Although the report focused primarily on the flow of data from corporations to the government, data
flow actually goes both ways. The government has shared its watch lists with the private sector,
opening the way for potential discrimination against customers who appear on the lists. Under section
314 of the Patriot Act, the government can submit a suspect list to financial institutions to see whether
the institution has conducted transactions with any individuals or organizations on the list. But once
the government shares the list, nothing prevents the institution from discriminating against individuals
or organizations on the list.
After the terror attacks of Sept. 11, 2001, the FBI circulated a watch list to corporations that
contained hundreds of names of people the FBI was interested in talking to, although the people were
not under investigation or wanted by the FBI. Companies were more than happy to check the list
against the names of their customers. And if they used the list for other purposes, it's difficult to know.

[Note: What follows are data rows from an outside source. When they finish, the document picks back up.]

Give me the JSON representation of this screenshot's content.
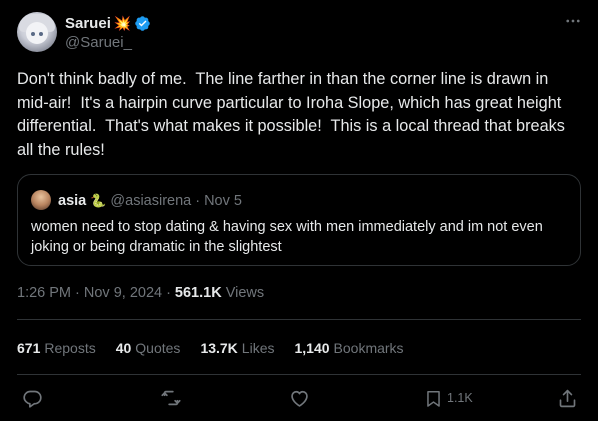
{
  "author": {
    "display_name": "Saruei",
    "name_emoji": "💥",
    "handle": "@Saruei_",
    "verified": true,
    "verified_color": "#1d9bf0"
  },
  "tweet": {
    "text": "Don't think badly of me.  The line farther in than the corner line is drawn in mid-air!  It's a hairpin curve particular to Iroha Slope, which has great height differential.  That's what makes it possible!  This is a local thread that breaks all the rules!",
    "timestamp": "1:26 PM · Nov 9, 2024",
    "separator": "·",
    "views_count": "561.1K",
    "views_label": "Views"
  },
  "quote": {
    "display_name": "asia",
    "name_emoji": "🐍",
    "handle": "@asiasirena",
    "separator": "·",
    "date": "Nov 5",
    "text": "women need to stop dating & having sex with men immediately and im not even joking or being dramatic in the slightest"
  },
  "stats": [
    {
      "value": "671",
      "label": "Reposts"
    },
    {
      "value": "40",
      "label": "Quotes"
    },
    {
      "value": "13.7K",
      "label": "Likes"
    },
    {
      "value": "1,140",
      "label": "Bookmarks"
    }
  ],
  "actions": {
    "reply_icon": "reply-icon",
    "repost_icon": "repost-icon",
    "like_icon": "heart-icon",
    "bookmark_icon": "bookmark-icon",
    "bookmark_count": "1.1K",
    "share_icon": "share-icon"
  },
  "colors": {
    "background": "#000000",
    "text_primary": "#e7e9ea",
    "text_secondary": "#71767b",
    "border": "#2f3336",
    "icon": "#71767b"
  }
}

The report notes that there is no way to determine how many job applicants might have been denied
work because their names appeared on the list.
"It turns companies into sheriff's deputies, responsible not just for feeding information to the
government, but for actually enforcing the government's wishes, for example by effectively blacklisting
anyone who has been labeled as a suspect under the government's less-than-rigorous procedures for
identifying risks," the report states.
Last March, the Technology and Privacy Advisory Committee, created by Secretary of Defense
Donald Rumsfeld to examine government data mining, issued a report (PDF) stating that "rapid action
is necessary" to establish clear guidelines for responsible government data mining.
The ACLU's Stanley said companies are in the initial stages of the Homeland Security gold rush to
get government contracts, and that the public and Congress need to do something before policies and
practices of private-sector surveillance solidify.
"Government security agencies always have a hunger for more and more information," said Stanley.
"It's only natural. It makes it easier for law enforcement if they have access to as much info as they
want. But it's crucial that policy makers and political leaders balance the needs of law enforcement
and the value of privacy that Americans have always expected and enjoyed."